The median U.S. home price will likely hit $1 million around the year 2050, when the millennial generation is hitting the traditional age of retirement, a top housing economist has predicted.
“Essentially, in about 25 years the national median home price will be a million dollars,” Lawrence Yun, chief economist at the National Association of Realtors®, said at a conference in Washington, DC, on Tuesday. “It may be hard to envision that, but back in 1990, the national median price was $90,000.”…
Last month, the national median sales price for existing homes was nearly $430,000. Yun used multiple scenarios to project home prices out into the future, and says each scenario pointed to roughly the same timeline to hit $1 million: about 25 years.
This makes sense over time as inflation continues. Compared to the past, houses and many other goods are more expensive.

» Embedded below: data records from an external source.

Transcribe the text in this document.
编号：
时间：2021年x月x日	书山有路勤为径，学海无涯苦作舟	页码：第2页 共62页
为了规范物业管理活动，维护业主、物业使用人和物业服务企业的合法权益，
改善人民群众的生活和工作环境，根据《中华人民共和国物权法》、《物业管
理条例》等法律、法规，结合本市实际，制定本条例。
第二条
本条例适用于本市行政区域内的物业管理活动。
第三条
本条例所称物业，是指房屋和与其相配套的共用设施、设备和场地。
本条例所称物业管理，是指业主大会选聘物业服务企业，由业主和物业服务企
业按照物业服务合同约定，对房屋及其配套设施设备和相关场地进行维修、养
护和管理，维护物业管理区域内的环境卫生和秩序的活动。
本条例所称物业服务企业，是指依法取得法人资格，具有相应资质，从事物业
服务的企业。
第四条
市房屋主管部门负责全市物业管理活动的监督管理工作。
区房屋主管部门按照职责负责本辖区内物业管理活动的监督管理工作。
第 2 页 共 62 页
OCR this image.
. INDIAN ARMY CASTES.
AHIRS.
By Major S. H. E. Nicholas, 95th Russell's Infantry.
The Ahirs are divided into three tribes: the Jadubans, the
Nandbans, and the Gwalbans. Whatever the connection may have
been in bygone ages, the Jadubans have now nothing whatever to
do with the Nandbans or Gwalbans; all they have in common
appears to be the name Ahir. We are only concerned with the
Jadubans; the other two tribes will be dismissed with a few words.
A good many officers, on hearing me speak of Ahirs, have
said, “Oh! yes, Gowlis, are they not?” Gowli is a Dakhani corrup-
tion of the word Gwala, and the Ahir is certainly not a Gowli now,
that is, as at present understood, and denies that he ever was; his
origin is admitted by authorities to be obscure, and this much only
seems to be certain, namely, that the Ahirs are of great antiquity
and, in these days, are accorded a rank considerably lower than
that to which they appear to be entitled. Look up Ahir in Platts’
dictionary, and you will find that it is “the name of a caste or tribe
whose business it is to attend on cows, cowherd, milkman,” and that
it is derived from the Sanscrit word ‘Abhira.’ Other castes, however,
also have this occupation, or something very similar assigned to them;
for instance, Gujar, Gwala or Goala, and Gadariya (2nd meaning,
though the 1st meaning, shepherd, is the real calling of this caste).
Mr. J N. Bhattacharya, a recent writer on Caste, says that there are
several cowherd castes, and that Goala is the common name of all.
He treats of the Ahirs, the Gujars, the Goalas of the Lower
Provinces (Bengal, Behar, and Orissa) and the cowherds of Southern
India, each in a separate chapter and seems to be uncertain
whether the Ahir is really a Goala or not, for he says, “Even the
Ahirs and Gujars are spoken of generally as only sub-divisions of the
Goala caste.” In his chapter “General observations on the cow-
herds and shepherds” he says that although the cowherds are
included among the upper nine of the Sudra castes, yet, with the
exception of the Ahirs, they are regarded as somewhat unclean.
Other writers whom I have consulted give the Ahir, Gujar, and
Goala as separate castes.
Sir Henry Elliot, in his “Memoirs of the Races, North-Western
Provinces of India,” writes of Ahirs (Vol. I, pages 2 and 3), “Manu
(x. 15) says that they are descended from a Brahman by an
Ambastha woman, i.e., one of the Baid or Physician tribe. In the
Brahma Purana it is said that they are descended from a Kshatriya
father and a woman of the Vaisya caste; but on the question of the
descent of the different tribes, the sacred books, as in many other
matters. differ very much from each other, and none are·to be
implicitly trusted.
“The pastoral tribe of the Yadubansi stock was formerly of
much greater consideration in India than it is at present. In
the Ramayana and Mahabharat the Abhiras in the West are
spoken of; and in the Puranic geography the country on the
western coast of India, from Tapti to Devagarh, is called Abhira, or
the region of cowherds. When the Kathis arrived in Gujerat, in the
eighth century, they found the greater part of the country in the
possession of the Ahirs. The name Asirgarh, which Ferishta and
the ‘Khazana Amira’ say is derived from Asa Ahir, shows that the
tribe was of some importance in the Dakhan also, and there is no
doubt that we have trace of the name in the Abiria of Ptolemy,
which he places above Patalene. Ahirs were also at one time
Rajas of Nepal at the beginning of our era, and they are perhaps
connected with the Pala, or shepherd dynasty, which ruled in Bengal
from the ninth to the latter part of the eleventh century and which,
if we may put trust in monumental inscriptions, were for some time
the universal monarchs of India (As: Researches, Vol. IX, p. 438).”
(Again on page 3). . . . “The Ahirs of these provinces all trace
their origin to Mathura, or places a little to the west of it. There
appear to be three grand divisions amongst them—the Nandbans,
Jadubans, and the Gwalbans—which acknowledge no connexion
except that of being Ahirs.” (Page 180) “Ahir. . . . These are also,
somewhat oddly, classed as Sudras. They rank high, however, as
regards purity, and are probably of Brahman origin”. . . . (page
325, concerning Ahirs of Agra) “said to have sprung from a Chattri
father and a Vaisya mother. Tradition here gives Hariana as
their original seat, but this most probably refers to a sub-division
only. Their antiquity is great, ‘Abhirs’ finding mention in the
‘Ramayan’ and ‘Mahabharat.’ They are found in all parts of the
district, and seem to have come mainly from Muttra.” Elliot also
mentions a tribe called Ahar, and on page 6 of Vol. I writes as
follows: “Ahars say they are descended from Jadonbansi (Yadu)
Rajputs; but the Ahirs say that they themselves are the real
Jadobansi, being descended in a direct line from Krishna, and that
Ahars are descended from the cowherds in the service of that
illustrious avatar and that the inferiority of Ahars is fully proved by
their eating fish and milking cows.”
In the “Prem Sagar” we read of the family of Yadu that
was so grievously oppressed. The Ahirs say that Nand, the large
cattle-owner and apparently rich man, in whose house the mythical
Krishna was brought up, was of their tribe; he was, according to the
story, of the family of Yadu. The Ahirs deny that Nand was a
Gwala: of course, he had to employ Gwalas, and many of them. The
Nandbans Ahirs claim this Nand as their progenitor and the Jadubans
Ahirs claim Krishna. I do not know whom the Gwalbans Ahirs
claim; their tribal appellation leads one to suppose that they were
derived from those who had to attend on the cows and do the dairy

But three factors might make this hard to swallow for a number of people:
- How much will incomes and wages keep up with the price increase of houses? Will housing be further out of reach by 2050? A million dollar price for a home will be easier for people to understand if pay keeps up with those values.
- There will be people in housing who remember the lower prices of the past and a good number who will benefit from them. Those who owned homes in 2026 will recall the median at $430k and wonder – and enjoy, if selling – the new median of $1 million. Just as those who lived in the early Levittowns saw their homes increase in value over the decades, so will those who bought homes in the early 2000s.
- Some places will have much higher median home values in 2050 compared to others. While this is true today, that gap may grow and highlight differences between metropolitan regions.
I wonder if the biggest consequence of this continued rise in home values will be that houses in the United States will be regarded first and foremost as investments. If the median value can double in 25 years just by owning it, this can shape who owns homes and how they treat them.